Key Lime Pie with a Flour Crust (taken from fine cooking.com)

Ingredients for the crust:
6-3/4 oz. (1-1/2 cups) all-purpose flour
½ tsp. table salt
3 oz. (6 tbsp.) chilled unsalted butter, cubed
2 tbsp. chilled vegetable shortening, cubed
2-1/2 to 3 tbs. ice water

Ingredients for the filling:
2 14-oz. cans sweetened condensed milk
2 large egg yolks
1 cup fresh lime juice (from about 4 regular limes)
2 tbsp. finely grated lime zest (from about 2 regular limes)

Ingredients for the garnish:
1 cup heavy cream
2 tsp. granulated sugar
1 lime, zested into thin strips

Instructions:
Put the flour and salt in a food processor; pulse to combine. Add the butter cubes and pulse until they’re the size of extra-large peas (about 10 quick pulses). Add the shortening and continue pulsing until the largest pieces of butter and shortening are the size of peas (10 to 15 more quick pulses). Sprinkle 2-1/2 tbps. of the water over the flour mixture and pulse a few times until the mixture just begins to come together. It should look rather crumbly, but if you press some between your fingers, it should hold together. (If it doesn’t, sprinkle on another 1/2 tbps. water and pulse a few more times.) Dump the crumbly mix onto a lightly floured surface and press the dough into a 1-inch-thick disk. Wrap in plastic and chill for 30 minutes.

On a lightly floured work surface, roll the dough into a round that’s 1/8 inch thick and 12 to 13 inches in diameter. Drape the dough around the rolling pin and ease it into a 9-inch pie pan. With kitchen shears, trim the overhang to 1/2 inch. Fold the overhang under and crimp it to build up an edge. Prick the crust with a fork in several places. Cover with plastic and refrigerate for 30 minutes. Meanwhile, position an oven rack on the middle rung and heat the oven to 350°F.

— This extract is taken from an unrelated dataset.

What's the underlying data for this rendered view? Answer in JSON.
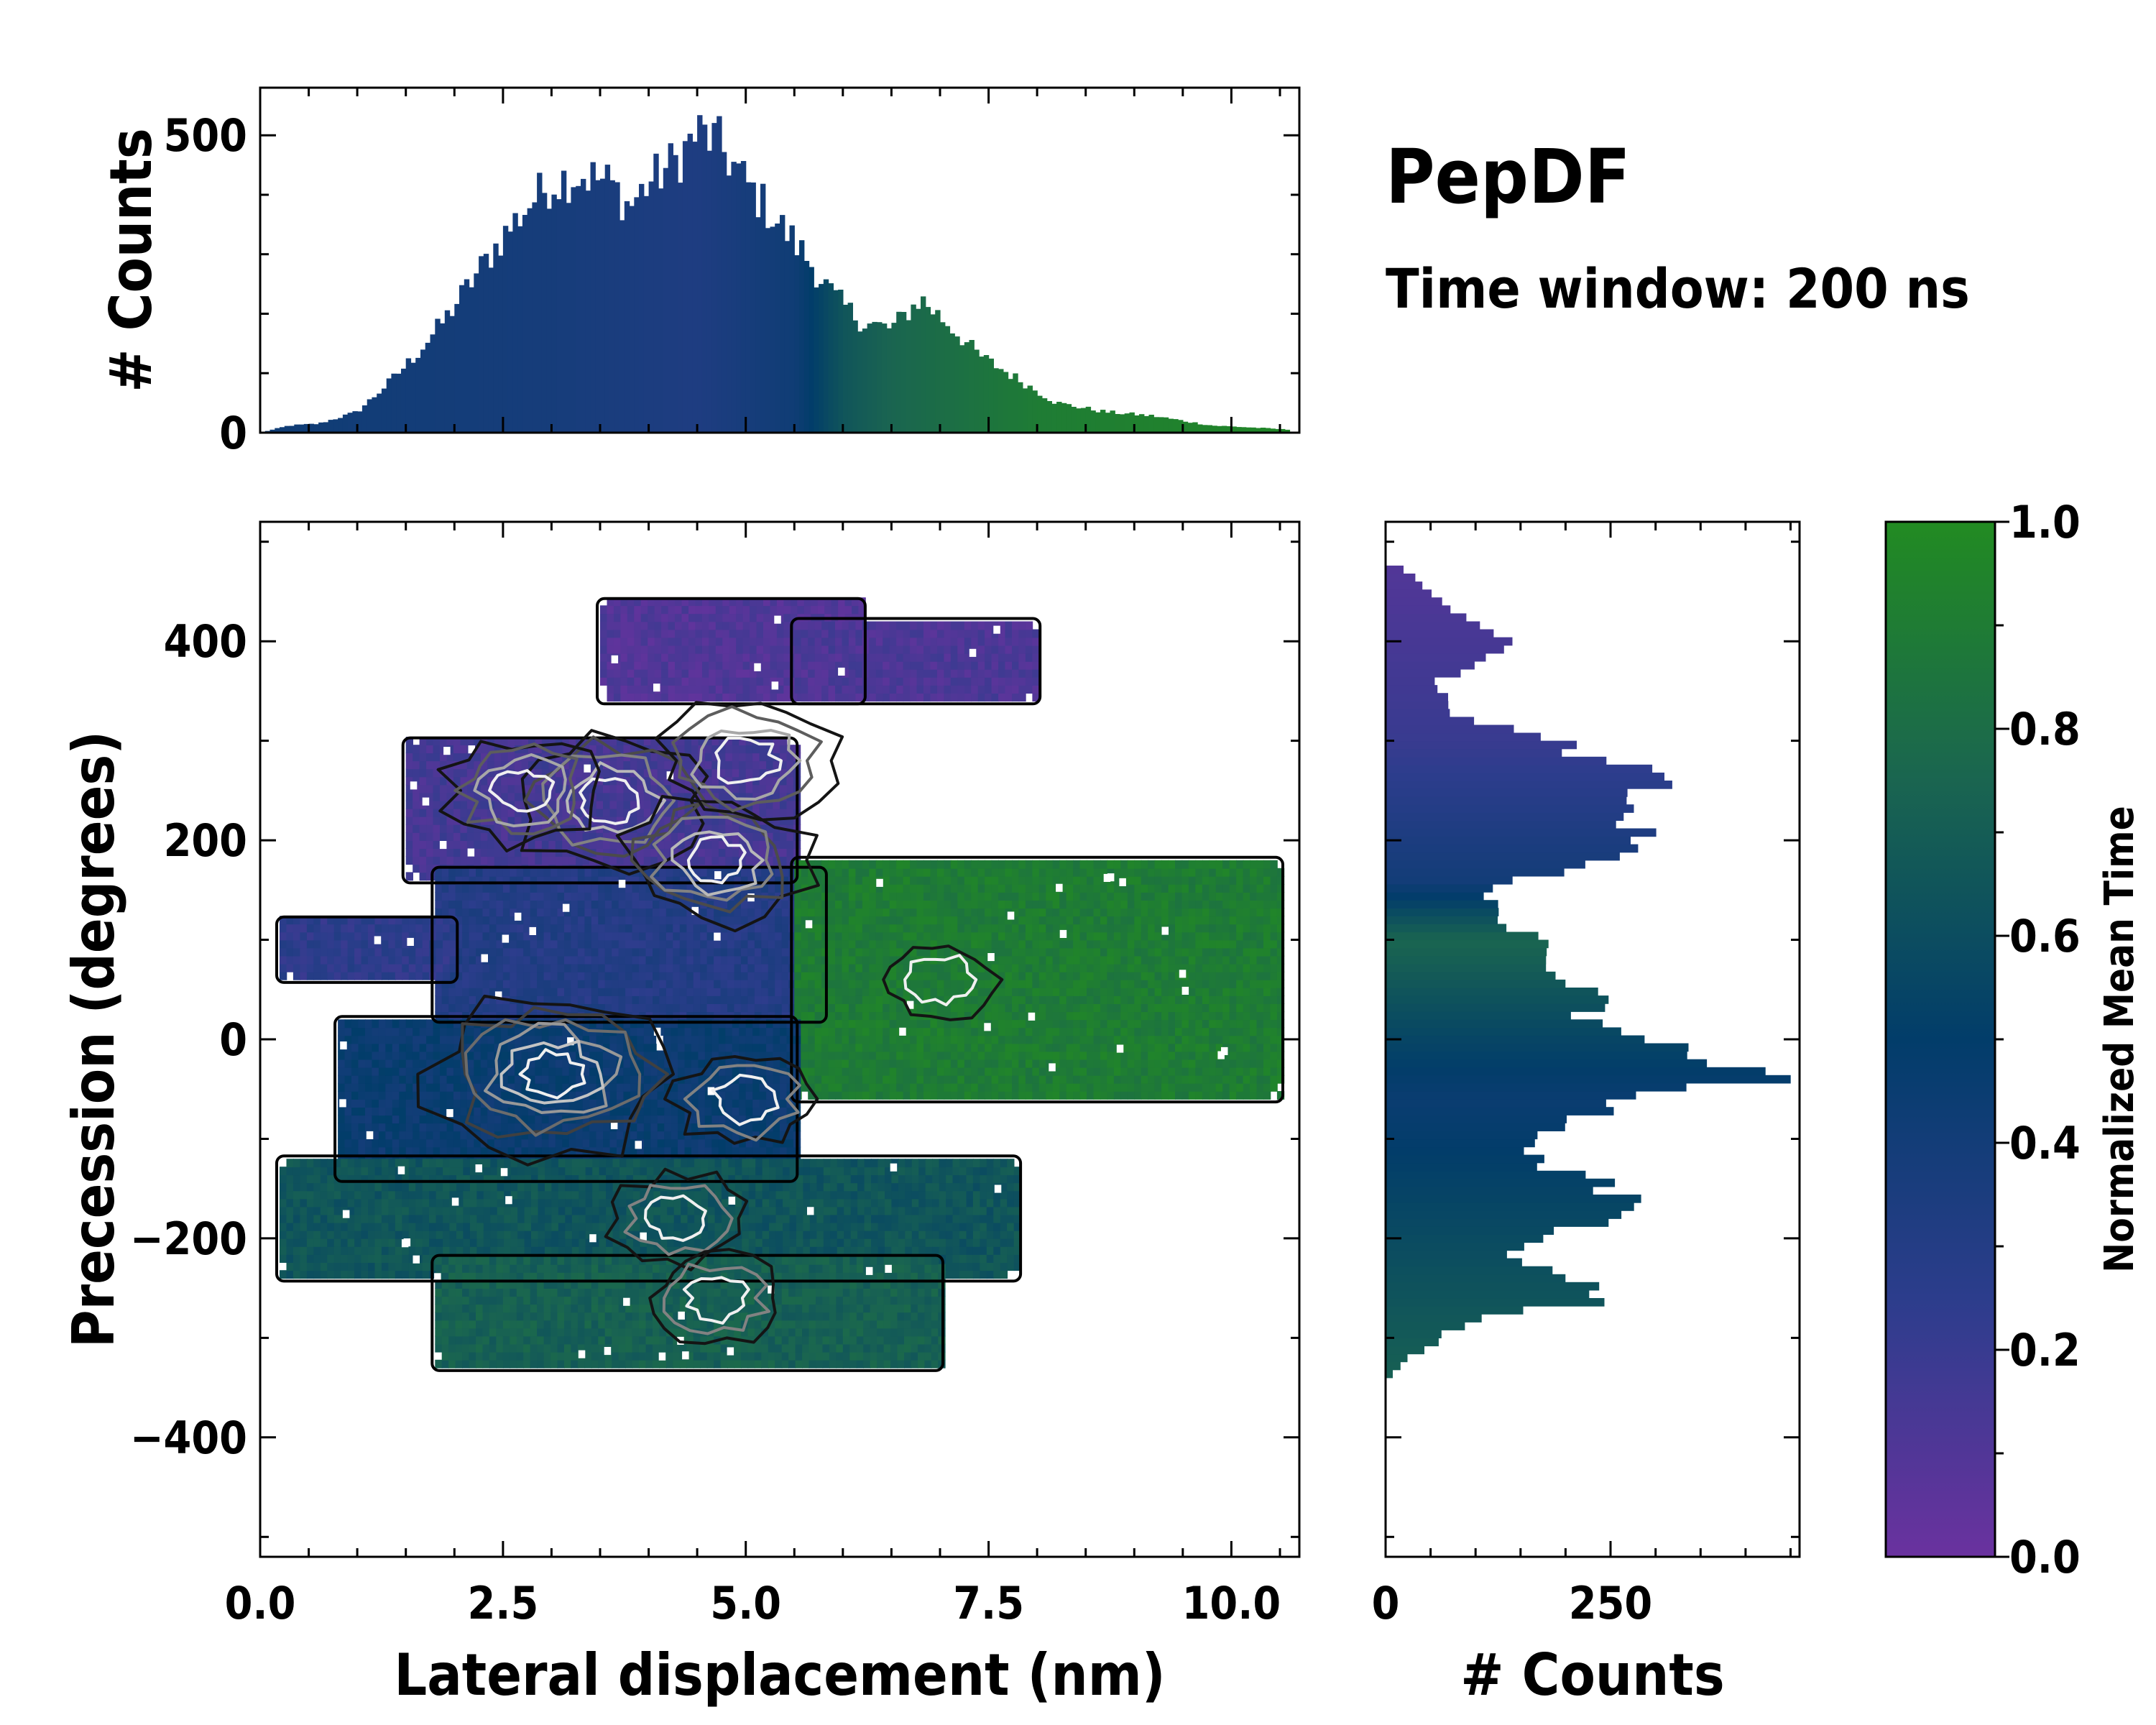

Grease one side of a sheet of foil with cooking spray, oil, or butter. Line the pie pan with the foil, greased side down, and fill it with pie weights or beans. Bake until the edges of the crust look dry and start to turn golden, 25 to 30 minutes. Carefully remove the foil and weights; continue baking until the entire crust is deeply golden brown, another 15 to 20 minutes. Let cool on a rack.

Instructions for the filling:
In a medium bowl, whisk the condensed milk, egg yolks, lime juice, and grated zest. Pour into the cooled pie crust and bake at 350°F until just set, about 30 minutes. The center may still be a bit jiggly. (Use an instant-read thermometer to double-check the doneness; the center of the pie should be at least 140°F.) Let the pie cool thoroughly on a rack and then cover with plastic and refrigerate to chill completely, at least 3 hours but no longer than a day.

Just before serving, whip the cream and sugar until stiff peaks form. Spread the cream on top of the pie, garnish with the strips of lime zest strips, and serve.